La différence entre un bon et un mauvais singer/songwriter, c’est que le bon écrit des chansons tandis que le mauvais écrit des textes.

Voilà qui pourrait résumer parfaitement cette catégorie à part (mieux connue sur nos terres sous le terme "d’auteur / compositeur") qui prend déjà trop de place dans la chanson Française. Mais comme notre langue est plus littéraire que musicale, on pourrait légitimement penser que les Anglais, les créateurs de la pop pour rappel, ne sont pas concernés par ce gros problème. Et pourtant…
DYLAN, COHEN, NICK CAVE, LOU REED… Il n’y a pas besoin de chercher très loin pour tomber sur des individus, reconnus dans les cercles de mélomanes (!), frôlant ou plongeant avec excès dans l’escroquerie. Le mot peut sembler fort. Cependant, n’est-ce pas contradictoire de privilégier les textes à la musique ? Un bon morceau n’a pas besoin de bonnes paroles. Alors que l’inverse est impossible.

PJ HARVEY a néanmoins des allures d’exception, notamment dans sa discographie des années 1990. Déjà, elle faisait du rock, du vrai. Pas de la pop ou du folk, mais du rock crade, pas commode et donc spontané. Ce détail en appelle un autre : ses compositions étaient sombres et habitées. Polly en avait gros sur la patate et même quand elle prenait un ton plus théâtral (comme sur To Bring You My Love), ce n’était jamais exagéré ou affecté.
Enfin, et c’est le point le plus important, elle savait écrire de très bonnes chansons. C’est-à-dire mémorables et accrocheuses. Pas uniquement des textes qu’on plaque sur des instrumentaux pour en faire vaguement de la musique. Non, des chansons.

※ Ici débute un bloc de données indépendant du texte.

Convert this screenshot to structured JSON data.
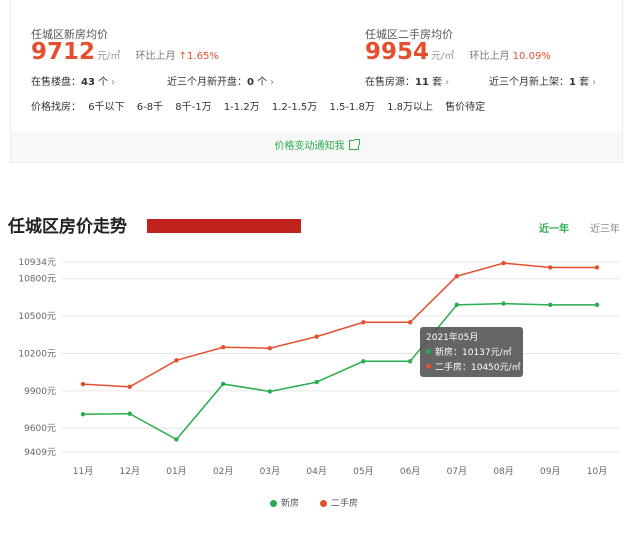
{
  "summary": {
    "new_home": {
      "title": "任城区新房均价",
      "price": "9712",
      "unit": "元/㎡",
      "change_label": "环比上月",
      "change_value": "↑1.65%",
      "on_sale_label": "在售楼盘：",
      "on_sale_value": "43",
      "on_sale_unit": "个",
      "recent_label": "近三个月新开盘：",
      "recent_value": "0",
      "recent_unit": "个"
    },
    "second_hand": {
      "title": "任城区二手房均价",
      "price": "9954",
      "unit": "元/㎡",
      "change_label": "环比上月",
      "change_value": "10.09%",
      "on_sale_label": "在售房源：",
      "on_sale_value": "11",
      "on_sale_unit": "套",
      "recent_label": "近三个月新上架：",
      "recent_value": "1",
      "recent_unit": "套"
    },
    "price_filter": {
      "label": "价格找房：",
      "options": [
        "6千以下",
        "6-8千",
        "8千-1万",
        "1-1.2万",
        "1.2-1.5万",
        "1.5-1.8万",
        "1.8万以上",
        "售价待定"
      ]
    },
    "notify_text": "价格变动通知我"
  },
  "trend": {
    "title": "任城区房价走势",
    "tabs": [
      "近一年",
      "近三年"
    ],
    "active_tab": "近一年"
  },
  "tooltip": {
    "title": "2021年05月",
    "new_line": "新房：10137元/㎡",
    "second_line": "二手房：10450元/㎡"
  },
  "colors": {
    "new": "#2aad4c",
    "second": "#e4502f",
    "accent_red": "#c0231d"
  },
  "chart_data": {
    "type": "line",
    "categories": [
      "11月",
      "12月",
      "01月",
      "02月",
      "03月",
      "04月",
      "05月",
      "06月",
      "07月",
      "08月",
      "09月",
      "10月"
    ],
    "y_ticks": [
      9409,
      9600,
      9900,
      10200,
      10500,
      10800,
      10934
    ],
    "y_tick_suffix": "元",
    "ylim": [
      9409,
      10934
    ],
    "grid": true,
    "legend_position": "bottom-center",
    "series": [
      {
        "name": "新房",
        "values": [
          9712,
          9716,
          9510,
          9955,
          9895,
          9970,
          10137,
          10137,
          10590,
          10600,
          10590,
          10590
        ]
      },
      {
        "name": "二手房",
        "values": [
          9954,
          9932,
          10145,
          10250,
          10242,
          10335,
          10450,
          10450,
          10820,
          10925,
          10890,
          10890
        ]
      }
    ]
  }
}
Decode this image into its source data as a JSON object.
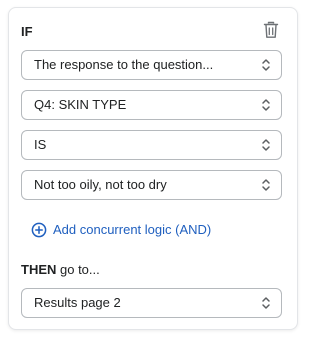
{
  "condition": {
    "if_label": "IF",
    "delete_icon": "trash-icon",
    "selects": [
      {
        "value": "The response to the question..."
      },
      {
        "value": "Q4: SKIN TYPE"
      },
      {
        "value": "IS"
      },
      {
        "value": "Not too oily, not too dry"
      }
    ],
    "add_logic_label": "Add concurrent logic (AND)",
    "add_logic_icon": "plus-circle-icon"
  },
  "action": {
    "then_label": "THEN",
    "then_suffix": " go to...",
    "destination": "Results page 2"
  },
  "colors": {
    "link": "#1f5fbf",
    "border": "#b5b9bd",
    "text": "#202223"
  }
}
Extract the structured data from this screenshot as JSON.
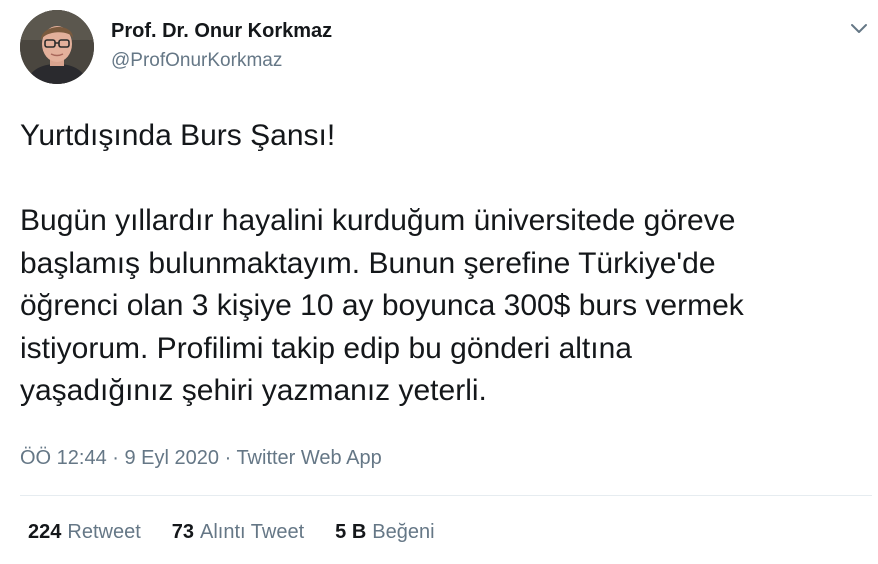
{
  "author": {
    "name": "Prof. Dr. Onur Korkmaz",
    "handle": "@ProfOnurKorkmaz"
  },
  "tweet": {
    "lines": [
      "Yurtdışında Burs Şansı!",
      "",
      "Bugün yıllardır hayalini kurduğum üniversitede göreve",
      "başlamış bulunmaktayım. Bunun şerefine Türkiye'de",
      "öğrenci olan 3 kişiye 10 ay boyunca 300$ burs vermek",
      "istiyorum. Profilimi takip edip bu gönderi altına",
      "yaşadığınız şehiri yazmanız yeterli."
    ]
  },
  "meta": {
    "time": "ÖÖ 12:44",
    "separator": " · ",
    "date": "9 Eyl 2020",
    "source": "Twitter Web App"
  },
  "stats": {
    "retweets": {
      "count": "224",
      "label": "Retweet"
    },
    "quotes": {
      "count": "73",
      "label": "Alıntı Tweet"
    },
    "likes": {
      "count": "5 B",
      "label": "Beğeni"
    }
  },
  "icons": {
    "caret": "chevron-down-icon",
    "avatar": "profile-photo"
  },
  "colors": {
    "text": "#14171a",
    "secondary": "#657786",
    "divider": "#e6ecf0"
  }
}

Seulement, il s’est passé beaucoup de choses depuis le début des années 2000. Un virage variété au succès critique incompréhensible. Un retour aux sources aussi honnête qu’un album récent de METALLICA. Puis une réinvention inespérée en prêtresse d’un folk tour à tour sombre, lumineux et revendicatif.
Même si l’énergie de ses racines a toujours manqué à ce second souffle, on était heureux de retrouver Polly Jean en forme et pleine de surprises après une traversée du désert de plusieurs années. Ces surprises, on les a acceptées malgré des défauts bien de notre époque et plus particulièrement de l’indie pop rock. Cette mollesse pénible, ce côté propret, ce manque d’énergie et ces manières qui ne sont pas suffisamment kitsch pour amuser car très prises aux sérieux par leurs auteurs (ce qui est bien pire).

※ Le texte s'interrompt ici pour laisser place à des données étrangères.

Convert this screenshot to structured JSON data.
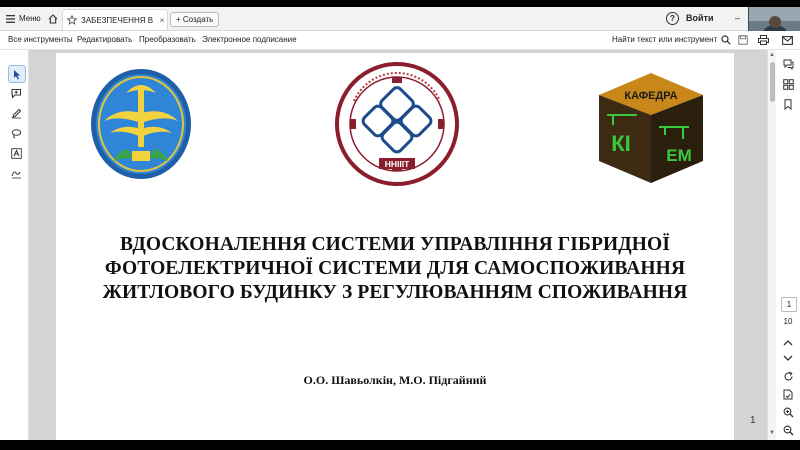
{
  "app": {
    "menu_label": "Меню",
    "tab_title": "ЗАБЕЗПЕЧЕННЯ ВІ...",
    "create_label": "Создать",
    "help_label": "?",
    "signin_label": "Войти",
    "minimize_label": "–"
  },
  "toolbar": {
    "items": [
      "Все инструменты",
      "Редактировать",
      "Преобразовать",
      "Электронное подписание"
    ],
    "search_label": "Найти текст или инструмент"
  },
  "document": {
    "title_lines": [
      "ВДОСКОНАЛЕННЯ СИСТЕМИ УПРАВЛІННЯ ГІБРИДНОЇ",
      "ФОТОЕЛЕКТРИЧНОЇ СИСТЕМИ ДЛЯ САМОСПОЖИВАННЯ",
      "ЖИТЛОВОГО БУДИНКУ З РЕГУЛЮВАННЯМ СПОЖИВАННЯ"
    ],
    "authors": "О.О. Шавьолкін, М.О. Підгайний",
    "page_number": "1",
    "logo_center_text": "ННІІІТ",
    "logo_center_ring": "НАВЧАЛЬНО-НАУКОВИЙ ІНСТИТУТ ІНЖЕНЕРІЇ ТА ІНФОРМАЦІЙНИХ ТЕХНОЛОГІЙ",
    "logo_right_top": "КАФЕДРА",
    "logo_right_face1": "КІ",
    "logo_right_face2": "ЕМ"
  },
  "navigation": {
    "current_page": "1",
    "total_pages": "10"
  },
  "colors": {
    "accent_blue": "#1a73e8",
    "logo_maroon": "#8b1e2d",
    "logo_green": "#2c8a2e",
    "logo_yellow": "#f0c419"
  }
}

Nonobstant ça, on a été nombreux à aimer Let England Shake parce qu’il recelait des chansons de qualité. Certaines étaient tellement remarquables qu’elles en occultaient tout ce qui aurait été ridicule dans un autre contexte (les voix haut perchées, les arrangements précieux…).
C’est pour cette raison que The Hope Six Demolition Project est particulièrement raté. Polly a juste légèrement changé la forme de son discours (moins éthéré et plus brut donc plus rock), si bien qu’on pourrait presque le considérer comme une véritable suite au très apprécié opus de 2011. Toujours est-il que cela amène trois défauts majeurs.

Premier problème : les idées nouvelles sont autant casse-gueule sur le papier que dans la réalité. Prenons les exemples les plus évidents, « The Ministry of Social Affairs » et « Dollar, Dollar » puisque ces titres tentent une excursion dans le jazz. Hélas, on tombe sur ce que le style a pu faire de plus démonstratif et de convenu. Ouch.

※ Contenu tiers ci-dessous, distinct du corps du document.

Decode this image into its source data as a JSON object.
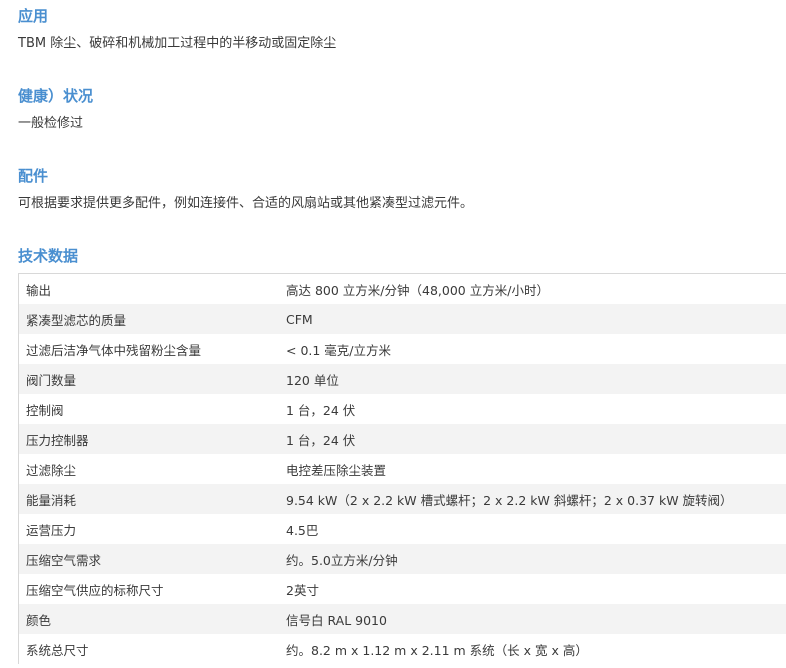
{
  "sections": {
    "application": {
      "heading": "应用",
      "text": "TBM 除尘、破碎和机械加工过程中的半移动或固定除尘"
    },
    "health": {
      "heading": "健康）状况",
      "text": "一般检修过"
    },
    "accessories": {
      "heading": "配件",
      "text": "可根据要求提供更多配件，例如连接件、合适的风扇站或其他紧凑型过滤元件。"
    },
    "technical": {
      "heading": "技术数据"
    }
  },
  "specs": [
    {
      "label": "输出",
      "value": "高达 800 立方米/分钟（48,000 立方米/小时）"
    },
    {
      "label": "紧凑型滤芯的质量",
      "value": "CFM"
    },
    {
      "label": "过滤后洁净气体中残留粉尘含量",
      "value": "< 0.1 毫克/立方米"
    },
    {
      "label": "阀门数量",
      "value": "120 单位"
    },
    {
      "label": "控制阀",
      "value": "1 台，24 伏"
    },
    {
      "label": "压力控制器",
      "value": "1 台，24 伏"
    },
    {
      "label": "过滤除尘",
      "value": "电控差压除尘装置"
    },
    {
      "label": "能量消耗",
      "value": "9.54 kW（2 x 2.2 kW 槽式螺杆；2 x 2.2 kW 斜螺杆；2 x 0.37 kW 旋转阀）"
    },
    {
      "label": "运营压力",
      "value": "4.5巴"
    },
    {
      "label": "压缩空气需求",
      "value": "约。5.0立方米/分钟"
    },
    {
      "label": "压缩空气供应的标称尺寸",
      "value": "2英寸"
    },
    {
      "label": "颜色",
      "value": "信号白 RAL 9010"
    },
    {
      "label": "系统总尺寸",
      "value": "约。8.2 m x 1.12 m x 2.11 m 系统（长 x 宽 x 高）"
    }
  ]
}
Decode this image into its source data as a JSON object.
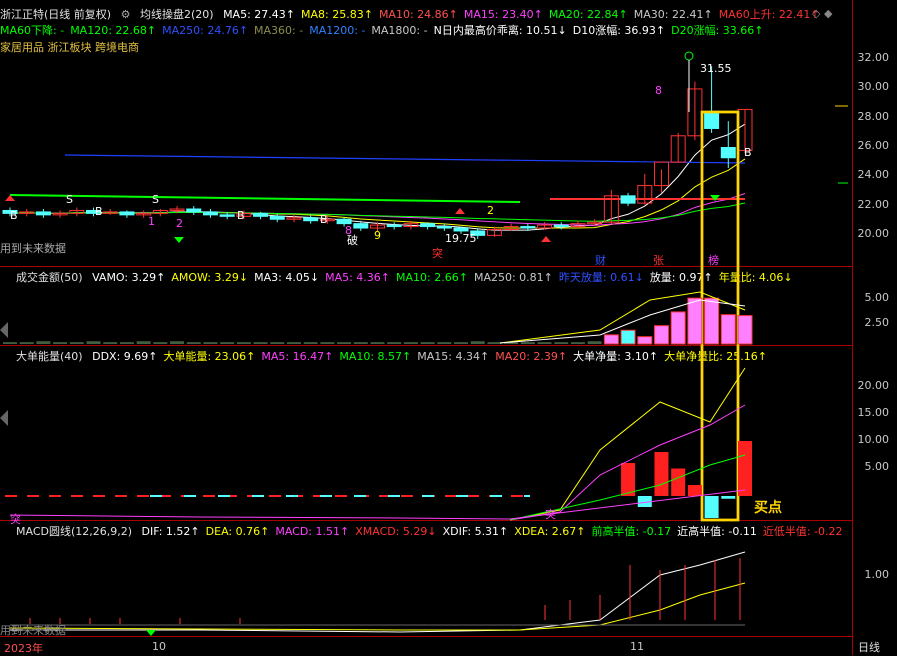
{
  "colors": {
    "bg": "#000000",
    "up": "#ff3232",
    "down": "#54ffff",
    "ma5": "#ffffff",
    "ma10": "#ffff00",
    "ma20": "#ff00ff",
    "ma60": "#00ff00",
    "ma120": "#0000ff",
    "grid": "#aa0000",
    "yellow_box": "#ffd400",
    "buy": "#ffd400"
  },
  "main_header": {
    "title": "浙江正特(日线 前复权)",
    "indicator": "均线操盘2(20)",
    "items": [
      {
        "label": "MA5: 27.43",
        "color": "#ffffff",
        "arrow": "↑"
      },
      {
        "label": "MA8: 25.83",
        "color": "#ffff00",
        "arrow": "↑"
      },
      {
        "label": "MA10: 24.86",
        "color": "#ff5050",
        "arrow": "↑"
      },
      {
        "label": "MA15: 23.40",
        "color": "#ff40ff",
        "arrow": "↑"
      },
      {
        "label": "MA20: 22.84",
        "color": "#00ff00",
        "arrow": "↑"
      },
      {
        "label": "MA30: 22.41",
        "color": "#c8c8c8",
        "arrow": "↑"
      },
      {
        "label": "MA60上升: 22.41",
        "color": "#ff3232",
        "arrow": "↑"
      }
    ],
    "items2": [
      {
        "label": "MA60下降: -",
        "color": "#00ff00"
      },
      {
        "label": "MA120: 22.68",
        "color": "#00ff00",
        "arrow": "↑"
      },
      {
        "label": "MA250: 24.76",
        "color": "#3050ff",
        "arrow": "↑"
      },
      {
        "label": "MA360: -",
        "color": "#8c8c50"
      },
      {
        "label": "MA1200: -",
        "color": "#3080ff"
      },
      {
        "label": "MA1800: -",
        "color": "#c8c8c8"
      },
      {
        "label": "N日内最高价乖离: 10.51",
        "color": "#ffffff",
        "arrow": "↓"
      },
      {
        "label": "D10涨幅: 36.93",
        "color": "#ffffff",
        "arrow": "↑"
      },
      {
        "label": "D20涨幅: 33.66",
        "color": "#00ff00",
        "arrow": "↑"
      }
    ],
    "sector": "家居用品 浙江板块 跨境电商"
  },
  "price_axis": [
    "32.00",
    "30.00",
    "28.00",
    "26.00",
    "24.00",
    "22.00",
    "20.00"
  ],
  "vol_axis": [
    "5.00",
    "2.50"
  ],
  "ddx_axis": [
    "20.00",
    "15.00",
    "10.00",
    "5.00"
  ],
  "macd_axis": [
    "1.00"
  ],
  "vol_header": {
    "title": "成交金额(50)",
    "items": [
      {
        "label": "VAMO: 3.29",
        "color": "#ffffff",
        "arrow": "↑"
      },
      {
        "label": "AMOW: 3.29",
        "color": "#ffff00",
        "arrow": "↓"
      },
      {
        "label": "MA3: 4.05",
        "color": "#ffffff",
        "arrow": "↓"
      },
      {
        "label": "MA5: 4.36",
        "color": "#ff40ff",
        "arrow": "↑"
      },
      {
        "label": "MA10: 2.66",
        "color": "#00ff00",
        "arrow": "↑"
      },
      {
        "label": "MA250: 0.81",
        "color": "#c8c8c8",
        "arrow": "↑"
      },
      {
        "label": "昨天放量: 0.61",
        "color": "#3050ff",
        "arrow": "↓"
      },
      {
        "label": "放量: 0.97",
        "color": "#ffffff",
        "arrow": "↑"
      },
      {
        "label": "年量比: 4.06",
        "color": "#ffff00",
        "arrow": "↓"
      }
    ]
  },
  "ddx_header": {
    "title": "大单能量(40)",
    "items": [
      {
        "label": "DDX: 9.69",
        "color": "#ffffff",
        "arrow": "↑"
      },
      {
        "label": "大单能量: 23.06",
        "color": "#ffff00",
        "arrow": "↑"
      },
      {
        "label": "MA5: 16.47",
        "color": "#ff40ff",
        "arrow": "↑"
      },
      {
        "label": "MA10: 8.57",
        "color": "#00ff00",
        "arrow": "↑"
      },
      {
        "label": "MA15: 4.34",
        "color": "#c8c8c8",
        "arrow": "↑"
      },
      {
        "label": "MA20: 2.39",
        "color": "#ff5050",
        "arrow": "↑"
      },
      {
        "label": "大单净量: 3.10",
        "color": "#ffffff",
        "arrow": "↑"
      },
      {
        "label": "大单净量比: 25.16",
        "color": "#ffff00",
        "arrow": "↑"
      }
    ]
  },
  "macd_header": {
    "title": "MACD圆线(12,26,9,2)",
    "items": [
      {
        "label": "DIF: 1.52",
        "color": "#ffffff",
        "arrow": "↑"
      },
      {
        "label": "DEA: 0.76",
        "color": "#ffff00",
        "arrow": "↑"
      },
      {
        "label": "MACD: 1.51",
        "color": "#ff40ff",
        "arrow": "↑"
      },
      {
        "label": "XMACD: 5.29",
        "color": "#ff3232",
        "arrow": "↓"
      },
      {
        "label": "XDIF: 5.31",
        "color": "#ffffff",
        "arrow": "↑"
      },
      {
        "label": "XDEA: 2.67",
        "color": "#ffff00",
        "arrow": "↑"
      },
      {
        "label": "前高半值: -0.17",
        "color": "#00ff00",
        "arrow": ""
      },
      {
        "label": "近高半值: -0.11",
        "color": "#ffffff",
        "arrow": ""
      },
      {
        "label": "近低半值: -0.22",
        "color": "#ff3232",
        "arrow": ""
      }
    ]
  },
  "labels": {
    "future_data": "用到未来数据",
    "future_data2": "用到未来数据",
    "price_high": "31.55",
    "price_low": "19.75",
    "buy_point": "买点",
    "tag_cai": "财",
    "tag_zhang": "张",
    "tag_bang": "榜",
    "tag_po": "破",
    "year": "2023年",
    "month10": "10",
    "month11": "11",
    "period": "日线",
    "n1": "1",
    "n2": "2",
    "n2b": "2",
    "n8": "8",
    "n9": "9",
    "n8b": "8",
    "letter_s": "S",
    "letter_b": "B",
    "tu_char": "突"
  },
  "chart_data": {
    "type": "candlestick",
    "price_range": [
      19.0,
      33.0
    ],
    "candles": [
      {
        "o": 21.7,
        "c": 21.5,
        "h": 21.9,
        "l": 21.3
      },
      {
        "o": 21.5,
        "c": 21.6,
        "h": 21.8,
        "l": 21.3
      },
      {
        "o": 21.6,
        "c": 21.4,
        "h": 21.8,
        "l": 21.2
      },
      {
        "o": 21.4,
        "c": 21.5,
        "h": 21.7,
        "l": 21.2
      },
      {
        "o": 21.5,
        "c": 21.7,
        "h": 21.9,
        "l": 21.3
      },
      {
        "o": 21.7,
        "c": 21.5,
        "h": 21.9,
        "l": 21.3
      },
      {
        "o": 21.5,
        "c": 21.6,
        "h": 21.8,
        "l": 21.4
      },
      {
        "o": 21.6,
        "c": 21.4,
        "h": 21.7,
        "l": 21.2
      },
      {
        "o": 21.4,
        "c": 21.5,
        "h": 21.7,
        "l": 21.2
      },
      {
        "o": 21.5,
        "c": 21.7,
        "h": 21.8,
        "l": 21.3
      },
      {
        "o": 21.7,
        "c": 21.8,
        "h": 22.0,
        "l": 21.5
      },
      {
        "o": 21.8,
        "c": 21.6,
        "h": 22.0,
        "l": 21.4
      },
      {
        "o": 21.6,
        "c": 21.4,
        "h": 21.8,
        "l": 21.2
      },
      {
        "o": 21.4,
        "c": 21.3,
        "h": 21.6,
        "l": 21.1
      },
      {
        "o": 21.3,
        "c": 21.5,
        "h": 21.7,
        "l": 21.1
      },
      {
        "o": 21.5,
        "c": 21.3,
        "h": 21.6,
        "l": 21.1
      },
      {
        "o": 21.3,
        "c": 21.1,
        "h": 21.5,
        "l": 20.9
      },
      {
        "o": 21.1,
        "c": 21.2,
        "h": 21.4,
        "l": 20.9
      },
      {
        "o": 21.2,
        "c": 21.0,
        "h": 21.4,
        "l": 20.8
      },
      {
        "o": 21.0,
        "c": 21.1,
        "h": 21.3,
        "l": 20.8
      },
      {
        "o": 21.1,
        "c": 20.8,
        "h": 21.2,
        "l": 20.6
      },
      {
        "o": 20.8,
        "c": 20.5,
        "h": 21.0,
        "l": 20.3
      },
      {
        "o": 20.5,
        "c": 20.7,
        "h": 20.9,
        "l": 20.3
      },
      {
        "o": 20.7,
        "c": 20.6,
        "h": 20.9,
        "l": 20.4
      },
      {
        "o": 20.6,
        "c": 20.8,
        "h": 21.0,
        "l": 20.4
      },
      {
        "o": 20.8,
        "c": 20.6,
        "h": 20.9,
        "l": 20.4
      },
      {
        "o": 20.6,
        "c": 20.5,
        "h": 20.8,
        "l": 20.3
      },
      {
        "o": 20.5,
        "c": 20.3,
        "h": 20.6,
        "l": 20.1
      },
      {
        "o": 20.3,
        "c": 20.0,
        "h": 20.5,
        "l": 19.75
      },
      {
        "o": 20.0,
        "c": 20.4,
        "h": 20.6,
        "l": 19.9
      },
      {
        "o": 20.4,
        "c": 20.6,
        "h": 20.8,
        "l": 20.3
      },
      {
        "o": 20.6,
        "c": 20.5,
        "h": 20.8,
        "l": 20.3
      },
      {
        "o": 20.5,
        "c": 20.7,
        "h": 20.9,
        "l": 20.4
      },
      {
        "o": 20.7,
        "c": 20.6,
        "h": 20.9,
        "l": 20.4
      },
      {
        "o": 20.6,
        "c": 20.8,
        "h": 21.0,
        "l": 20.5
      },
      {
        "o": 20.8,
        "c": 20.9,
        "h": 21.1,
        "l": 20.6
      },
      {
        "o": 20.9,
        "c": 22.7,
        "h": 23.1,
        "l": 20.8
      },
      {
        "o": 22.7,
        "c": 22.2,
        "h": 22.9,
        "l": 22.0
      },
      {
        "o": 22.2,
        "c": 23.4,
        "h": 24.2,
        "l": 22.1
      },
      {
        "o": 23.4,
        "c": 25.0,
        "h": 24.5,
        "l": 22.9
      },
      {
        "o": 25.0,
        "c": 26.8,
        "h": 27.0,
        "l": 25.0
      },
      {
        "o": 26.8,
        "c": 30.0,
        "h": 30.5,
        "l": 26.5
      },
      {
        "o": 28.4,
        "c": 27.3,
        "h": 31.55,
        "l": 27.0
      },
      {
        "o": 26.0,
        "c": 25.3,
        "h": 27.8,
        "l": 24.6
      },
      {
        "o": 25.8,
        "c": 28.6,
        "h": 28.6,
        "l": 25.6
      }
    ]
  }
}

Deuxième problème : ce qui était déjà dans Let England Shake se retrouve ici dans une version affadie ou ridicule. Quand les arrangements sont réussis, les chansons sont mauvaises telles que « The Orange Monkey », « The Community of Hope », dont le refrain réussit à être aussi niais que ses paroles qui sont du même niveau que le fameux « la guerre c’est pas bien », ou encore « Near the Memorials to Vietnam and Lincoln » (couplets excellents et inquiétants, chœurs abominables).
Quand les morceaux sont plutôt bons, c’est les idées d’arrangements qui sont grotesques. « The Ministry of Defence » reste le plus beau gâchis de la carrière de PJ et représente le défaut récurent de ce disque : les chœurs. Envahissants et lourdauds, ils sont le gros boulet de The Hope Six Demolition Project. Toujours là pour souligner des paroles loin d’être fines et dont le manque d’émotion est inexcusable.

Enfin, dernier problème : la musique est souvent lisse en dépit de ses idées audacieuses (ce clavier presque noisy sur « Near The Memorials To Vietnam And Lincoln »). Un parti-pris gentillet, qui ne faisait déjà pas que des heureux sur Let England Shake, et qui entre en contraction avec cette tentative de la rendre plus brute qu’auparavant.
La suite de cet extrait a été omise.